これらは「ジャパニーズジン」と呼ばれ、和食との相性も良いため、世界中から注目を集めています。前述したボタニカル素材はもちろん、ベースとなるスピリッツもお米由来のライススピリッツや麹仕込みのスピリッツなど、日本らしさを打ち出したものが登場しています。

また、製造だけでなく、クラフトジンを楽しめる専門店も少しずつ増えています。100銘柄以上、世界各国のクラフトジンを取り扱う店も多数。中には500銘柄近くを扱う店もあるくらいです。日本酒やワインのように、料理に合わせて数種類のクラフトジンを置く店も増えつつあります。

おすすめの選び方、飲み方

世界中で造られているクラフトジン。たくさんの中からどれを選べばいいか分からないという人も多いはず。選び方のポイントとしては、①産地で選ぶ、②素材で選ぶ、③ボトルデザインで選ぶ、いずれかに着目してチョイスするのをおすすめします。

①の場合、造られている国によってそれぞれ趣があるため、自分の好きな国で選んでみましょう。特にないという場合は、オーソドックスにイギリス産から始めてみるといいかもしれません。

②のボタニカル素材を確認して選ぶ場合は、ピリッと辛口な味を求めるのであればスパイス系を、甘い香りや味を楽しみたいのであればフローラル系を選択。初めてでどうしても迷ってしまう人は、割と飲みやすい柑橘系を選んでください。

③のボトルで選ぶのは、直感的な部分もありますが、クラフトジンのボトルは、実は細部までこだわって味わいやコンセプトを伝えている場合が多く、そんな作り手の想いを感じて選ぶのも一つです。

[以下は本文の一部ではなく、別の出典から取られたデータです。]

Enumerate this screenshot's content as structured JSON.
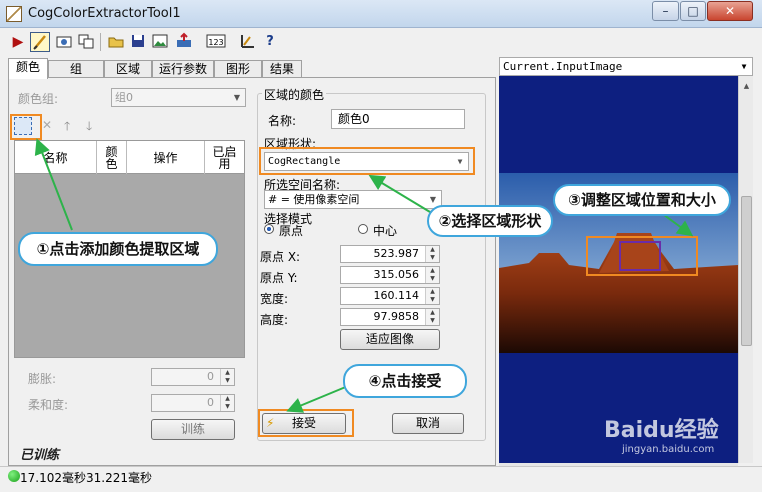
{
  "window": {
    "title": "CogColorExtractorTool1",
    "min": "–",
    "max": "□",
    "close": "✕"
  },
  "toolbar": {
    "icons": [
      "run-icon",
      "wand-icon",
      "camera-icon",
      "copy-icon",
      "open-folder-icon",
      "save-icon",
      "image-icon",
      "export-icon",
      "number-icon",
      "ruler-icon",
      "help-icon"
    ]
  },
  "tabs": [
    "颜色",
    "组",
    "区域",
    "运行参数",
    "图形",
    "结果"
  ],
  "left": {
    "color_group_label": "颜色组:",
    "color_group_value": "组0",
    "list_headers": [
      "名称",
      "颜色",
      "操作",
      "已启用"
    ],
    "dilate_label": "膨胀:",
    "dilate_value": "0",
    "softness_label": "柔和度:",
    "softness_value": "0",
    "train_button": "训练",
    "trained_label": "已训练"
  },
  "region": {
    "group_title": "区域的颜色",
    "name_label": "名称:",
    "name_value": "颜色0",
    "shape_label": "区域形状:",
    "shape_value": "CogRectangle",
    "space_label": "所选空间名称:",
    "space_value": "# = 使用像素空间",
    "mode_label": "选择模式",
    "mode_origin": "原点",
    "mode_center": "中心",
    "fields": [
      {
        "label": "原点 X:",
        "value": "523.987"
      },
      {
        "label": "原点 Y:",
        "value": "315.056"
      },
      {
        "label": "宽度:",
        "value": "160.114"
      },
      {
        "label": "高度:",
        "value": "97.9858"
      }
    ],
    "fit_button": "适应图像",
    "accept_button": "接受",
    "cancel_button": "取消"
  },
  "image": {
    "source": "Current.InputImage"
  },
  "callouts": {
    "c1": "①点击添加颜色提取区域",
    "c2": "②选择区域形状",
    "c3": "③调整区域位置和大小",
    "c4": "④点击接受"
  },
  "status": {
    "text": "17.102毫秒31.221毫秒"
  },
  "watermark": {
    "brand": "Baidu经验",
    "url": "jingyan.baidu.com"
  },
  "colors": {
    "accent_orange": "#f08a22",
    "callout_blue": "#3fa6dc",
    "arrow_green": "#2db34a",
    "image_bg": "#0d1f80"
  }
}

クラフトジンの飲み方はもちろん自由ですが、初心者の人におすすめするのはジントニックです。まずはロックでひと口。そのあと、少しずつトニックウォーターを足し、クラフトジンの味と香りをじっくり楽しんでください。味わい方が分かってきたら、好きな柑橘をグラスにプラスしたり、ベリー系のドライフルーツを入れてみたりといったアレンジもおすすめ。レモンジュースとジンジャーエールを注ぐジンバックやソーダで割るジンリッキーも飲みやすいです。お酒が強い人はストレートやロックもOK。ただし、アルコール度数が高めなのでチェイサーを用意するなどして、ゆっくり舐めるように味わいましょう。

まとめ

カクテルのベースというイメージのジンでしたが、クラフトジンは規定がない分、独自のボタニカルを採用するなど素材にこだわっているものが大半で、個性も強め。銘柄によって異なる風味を楽しめるのが魅力です。飲食店の場合、店の料理に合ったタイプのクラフトジンを数銘柄置いておくのもおすすめです。ボトルデザインもおしゃれなものが多いので、棚にあるだけでも絵になります。国産のクラフトジンもまだ増えていくようなので、これからも目が離せませんね。